M. Raznjatovic, qui s'exprimait devant l'assemblée pan-serbe,
réunie par le président Slobodan Milosevic pour
forcer ses alliés de Bosnie à signer le plan Vance-Owen,
venait de confirmer les rumeurs qui circulaient depuis quelques
jours.
Certains journaux avaient laissé entendre
que le général Mladic avait joué "un
rôle déterminant" dans la décision
des députés serbes bosniaques réunis le 5
mai dernier à Pale. Son discours, prononcé à
huis clos puis publié par le quotidien local Javnost, avait
levé les dernières hésitations d'un Parlement
qui décidait, après avoir envisagé une signature
conditionnelle, de rejeter le plan Vance-Owen, défiant
le premier ministre grec Constantin Mitsotakis ainsi que les présidents
Cosic (Yougoslavie), Milosevic (Serbie) et Bulatovic (Monténégro),
venus à Pale pour tenter de sauver le plan de paix.
"Enivré par la gloire"
Un officier de l'état-major de l'armée
des Serbes de Bosnie qui a requis l'anonymat expliquait quelques
jours plus tard au Monde que "le général
Mladic ne peut accepter de rendre des territoires où il
a remporté des victoires, car il le vivrait comme une défaite
personnelle". Selon lui, son commandant en chef, "enivré
par la gloire, est devenu mégalomane et a perdu tout sens
des réalités". "Il ne comprend
pas que l'on ne peut pas se battre contre le monde entier et que
l'on n'a plus le droit à l'erreur", ajoutait
l'officier, estimant que, sans l'intervention du général
Mladic, le Parlement de Pale aurait "fini par ratifier
le plan Vance-Owen". "Ratko Mladic est un bon
stratège pour concevoir ou mener une opération sur
le terrain, mais il ne l'est pas sur le plan politique",
précisait-il. Toutefois, le commandant des forces serbes
de Bosnie a, semble-t-il, toujours aspiré à jouer
un rôle important en politique. La revue indépendante
belgradoise Vreme affirme même qu'il aurait tenté,
en prenant pendant l'été 1992 le commandement de
la toute nouvelle armée de la "République
serbe" de Bosnie, de soumettre les autorités
civiles à son pouvoir en demandant au leader Radovan Karadzic
de ne prendre aucune décision politique sans son accord.
A la solde de Belgrade
Le dirigeant des Serbes de Bosnie aurait rejeté
les exigences de ce général de l'ex-armée
yougoslave qui avait fait ses preuves sur les fronts de Croatie
et de l'ouest de la Bosnie. Fervent partisan de la création
d'un Etat serbe indépendant dans les Balkans sans lequel,
comme il le dit, "les Serbes se sentiraient comme du
bétail destiné à l'abattoir", Ratko
Mladic aurait également contesté à Radovan
Karadzic le droit de se rendre à New-York pour négocier
le plan de paix en lui faisant remarquer que c'était grâce
à lui que M. Karadzic pouvait se targuer d'avoir une "République
serbe" sur 70 % du territoire de la Bosnie.
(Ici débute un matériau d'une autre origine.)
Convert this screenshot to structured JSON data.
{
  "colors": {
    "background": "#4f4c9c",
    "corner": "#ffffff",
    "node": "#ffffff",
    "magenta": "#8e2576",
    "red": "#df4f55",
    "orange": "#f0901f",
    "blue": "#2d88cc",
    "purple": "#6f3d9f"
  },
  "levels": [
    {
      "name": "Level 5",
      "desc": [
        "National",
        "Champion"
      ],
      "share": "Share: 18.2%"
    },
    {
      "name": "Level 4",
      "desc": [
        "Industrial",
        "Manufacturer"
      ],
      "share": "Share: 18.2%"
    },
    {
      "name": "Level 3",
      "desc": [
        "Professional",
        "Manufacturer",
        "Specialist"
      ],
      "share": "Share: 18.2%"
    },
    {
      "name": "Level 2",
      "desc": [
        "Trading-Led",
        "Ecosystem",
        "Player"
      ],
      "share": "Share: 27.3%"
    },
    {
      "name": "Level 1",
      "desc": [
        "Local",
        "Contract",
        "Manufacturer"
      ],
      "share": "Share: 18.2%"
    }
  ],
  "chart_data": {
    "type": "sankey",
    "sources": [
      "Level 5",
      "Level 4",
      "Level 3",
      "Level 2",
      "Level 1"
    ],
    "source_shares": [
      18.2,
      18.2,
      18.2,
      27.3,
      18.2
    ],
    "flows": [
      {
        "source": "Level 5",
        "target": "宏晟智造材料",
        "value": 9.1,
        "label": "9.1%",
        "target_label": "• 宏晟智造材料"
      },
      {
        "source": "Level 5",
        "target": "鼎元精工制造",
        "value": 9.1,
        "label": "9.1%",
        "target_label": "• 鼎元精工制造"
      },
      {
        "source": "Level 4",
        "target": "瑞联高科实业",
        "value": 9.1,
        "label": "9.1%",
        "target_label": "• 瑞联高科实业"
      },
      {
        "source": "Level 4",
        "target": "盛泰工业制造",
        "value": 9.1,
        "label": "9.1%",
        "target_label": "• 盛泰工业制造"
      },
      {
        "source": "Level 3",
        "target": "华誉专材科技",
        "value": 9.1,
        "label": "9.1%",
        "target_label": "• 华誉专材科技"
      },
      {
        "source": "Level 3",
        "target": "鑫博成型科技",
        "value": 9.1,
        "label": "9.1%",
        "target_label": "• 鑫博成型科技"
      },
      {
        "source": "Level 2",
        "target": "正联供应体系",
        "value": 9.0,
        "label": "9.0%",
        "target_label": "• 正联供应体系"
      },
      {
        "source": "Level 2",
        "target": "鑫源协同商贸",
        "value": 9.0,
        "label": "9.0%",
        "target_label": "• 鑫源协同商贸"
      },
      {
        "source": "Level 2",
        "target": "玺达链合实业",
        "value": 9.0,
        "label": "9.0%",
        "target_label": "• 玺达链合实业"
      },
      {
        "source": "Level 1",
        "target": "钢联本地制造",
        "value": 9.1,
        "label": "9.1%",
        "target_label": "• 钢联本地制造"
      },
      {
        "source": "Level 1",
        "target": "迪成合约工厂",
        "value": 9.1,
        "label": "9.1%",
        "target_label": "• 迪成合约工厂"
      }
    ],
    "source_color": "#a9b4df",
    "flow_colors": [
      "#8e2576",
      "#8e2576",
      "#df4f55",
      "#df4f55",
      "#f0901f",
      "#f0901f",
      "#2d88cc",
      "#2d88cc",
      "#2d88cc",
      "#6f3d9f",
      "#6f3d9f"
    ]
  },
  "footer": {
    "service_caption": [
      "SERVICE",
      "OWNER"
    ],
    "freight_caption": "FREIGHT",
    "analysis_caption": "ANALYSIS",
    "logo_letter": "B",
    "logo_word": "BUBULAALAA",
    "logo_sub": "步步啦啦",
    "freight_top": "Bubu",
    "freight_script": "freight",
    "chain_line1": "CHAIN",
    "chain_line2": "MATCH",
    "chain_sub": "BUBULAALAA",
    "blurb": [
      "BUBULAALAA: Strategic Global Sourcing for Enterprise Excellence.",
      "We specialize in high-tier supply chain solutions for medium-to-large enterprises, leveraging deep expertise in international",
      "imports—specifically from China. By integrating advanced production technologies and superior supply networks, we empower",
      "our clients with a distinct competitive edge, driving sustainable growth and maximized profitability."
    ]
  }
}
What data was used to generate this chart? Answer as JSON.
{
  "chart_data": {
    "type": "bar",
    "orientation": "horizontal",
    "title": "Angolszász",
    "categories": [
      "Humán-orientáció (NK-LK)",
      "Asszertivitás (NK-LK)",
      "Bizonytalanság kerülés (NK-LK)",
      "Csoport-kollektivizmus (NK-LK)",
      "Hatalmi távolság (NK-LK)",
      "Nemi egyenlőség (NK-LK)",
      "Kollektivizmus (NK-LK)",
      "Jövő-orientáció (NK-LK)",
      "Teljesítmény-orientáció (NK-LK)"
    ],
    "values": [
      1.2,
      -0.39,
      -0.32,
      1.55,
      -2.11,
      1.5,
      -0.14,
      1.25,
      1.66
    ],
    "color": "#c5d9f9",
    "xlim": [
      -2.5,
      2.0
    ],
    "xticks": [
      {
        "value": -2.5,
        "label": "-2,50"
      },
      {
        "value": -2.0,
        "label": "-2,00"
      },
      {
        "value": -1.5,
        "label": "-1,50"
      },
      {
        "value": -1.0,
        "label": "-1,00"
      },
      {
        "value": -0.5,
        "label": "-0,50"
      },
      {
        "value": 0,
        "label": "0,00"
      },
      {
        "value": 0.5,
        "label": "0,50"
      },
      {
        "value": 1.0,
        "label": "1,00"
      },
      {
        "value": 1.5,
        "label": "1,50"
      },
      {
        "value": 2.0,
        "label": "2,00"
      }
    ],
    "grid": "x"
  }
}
Jusqu'à ces derniers jours, les différends
entre le leader des Serbes de Bosnie et le commandant en chef
de son armée étaient tenus secrets. Ils apparaissent
pour la première fois au grand jour lorsque le général
Mladic déclare, un soir d'ébriété,
à un journaliste de Reuter qu'il bombarderait Londres et
Washington si l'Occident lançait une intervention militaire
contre les positions serbes en Bosnie. Le lendemain, lundi 17
mai, Radovan Karadzic se déclarait consterné par
ces déclarations "idiotes et irréfléchies"
et menaçait Ratko Mladic de "mesures disciplinaires"
en cas de récidive. "Ce sont les autorités
civiles qui décident de la politique, et les chefs militaires
n'ont pas la permission de parler de la sorte", avait
souligné M. Karadzic. Et notre interlocuteur militaire
de constater que les dirigeants politiques de Pale sont "irrités"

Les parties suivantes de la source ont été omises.